Oh, real-live example for "short automatic descriptions" (same code as the
API) vs. manual ones: Searching for "Peter" on Wikidata, with autodesc
gadget:
https://twitter.com/MagnusManske/status/564782161845551104


On Mon Feb 09 2015 at 13:09:27 Magnus Manske <[email protected]>
wrote:

> On Mon Feb 09 2015 at 13:00:35 Daniel Kinzler <[email protected]>
> wrote:
>
>>
>> Since wb_terms has one row per term, and a field for the term type, it
>> would be
>> simple enough to inject "auto-descriptions". The only issue is that
>> wb_terms is
>> already pretty huge, and adding automatic descriptions in *all* languages
>> would
>> likely bloat it a lot more. Language variants could be omitted, but still
>> -
>> that's a lot of data...
>>
>> It would be a quick'n'dirty solution. But it highlights an issue: We'd
> have the same problem with manual descriptions, if they were to arrive in
> large numbers.
>
> There's always Yet Another Table.
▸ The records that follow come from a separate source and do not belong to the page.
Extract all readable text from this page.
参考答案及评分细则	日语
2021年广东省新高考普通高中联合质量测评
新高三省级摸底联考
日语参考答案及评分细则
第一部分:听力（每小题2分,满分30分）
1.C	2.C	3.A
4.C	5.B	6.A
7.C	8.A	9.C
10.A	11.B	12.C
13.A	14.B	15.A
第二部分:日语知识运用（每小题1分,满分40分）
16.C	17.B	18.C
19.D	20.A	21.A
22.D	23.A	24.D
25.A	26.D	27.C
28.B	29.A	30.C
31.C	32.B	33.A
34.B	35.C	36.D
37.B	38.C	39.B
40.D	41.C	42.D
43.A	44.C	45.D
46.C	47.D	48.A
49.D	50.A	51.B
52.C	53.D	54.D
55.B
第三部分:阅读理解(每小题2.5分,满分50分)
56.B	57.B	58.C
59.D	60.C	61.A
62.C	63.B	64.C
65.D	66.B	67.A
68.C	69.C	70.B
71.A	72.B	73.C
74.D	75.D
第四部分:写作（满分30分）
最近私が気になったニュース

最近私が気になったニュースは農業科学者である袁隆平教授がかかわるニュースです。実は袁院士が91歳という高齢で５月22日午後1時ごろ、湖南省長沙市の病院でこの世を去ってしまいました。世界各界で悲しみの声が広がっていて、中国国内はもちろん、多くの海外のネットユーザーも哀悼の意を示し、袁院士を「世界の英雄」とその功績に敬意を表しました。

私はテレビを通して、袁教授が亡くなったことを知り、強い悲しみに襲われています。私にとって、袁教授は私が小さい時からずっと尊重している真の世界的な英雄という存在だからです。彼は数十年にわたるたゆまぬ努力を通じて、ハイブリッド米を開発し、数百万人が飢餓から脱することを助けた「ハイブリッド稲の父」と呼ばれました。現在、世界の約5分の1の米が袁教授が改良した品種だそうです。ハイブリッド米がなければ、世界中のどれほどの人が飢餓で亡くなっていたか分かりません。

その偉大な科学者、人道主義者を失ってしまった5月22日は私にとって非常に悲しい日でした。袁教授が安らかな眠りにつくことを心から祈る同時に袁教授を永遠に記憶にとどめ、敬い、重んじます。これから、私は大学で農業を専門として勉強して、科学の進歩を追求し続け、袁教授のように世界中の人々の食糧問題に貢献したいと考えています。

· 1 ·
Maybe a description would be generated
> on-the-fly only if a Wikidata page is visited in a language, and removed
> after ~1 month of "non-viewing"? That should keep the table short enough,
> but would require extra effort for API calls and dumps, provided those
> should show descriptions for /all/ languages.
>
> Then again there's the Labs hadoop cluster, used for Analytics IIRC. That
> sounds like a way to process and store vast amounts of small,
> self-contained datasets (description strings). Would tie the solution to
> Wikimedia, though, and require a lot of engineering effort to get started.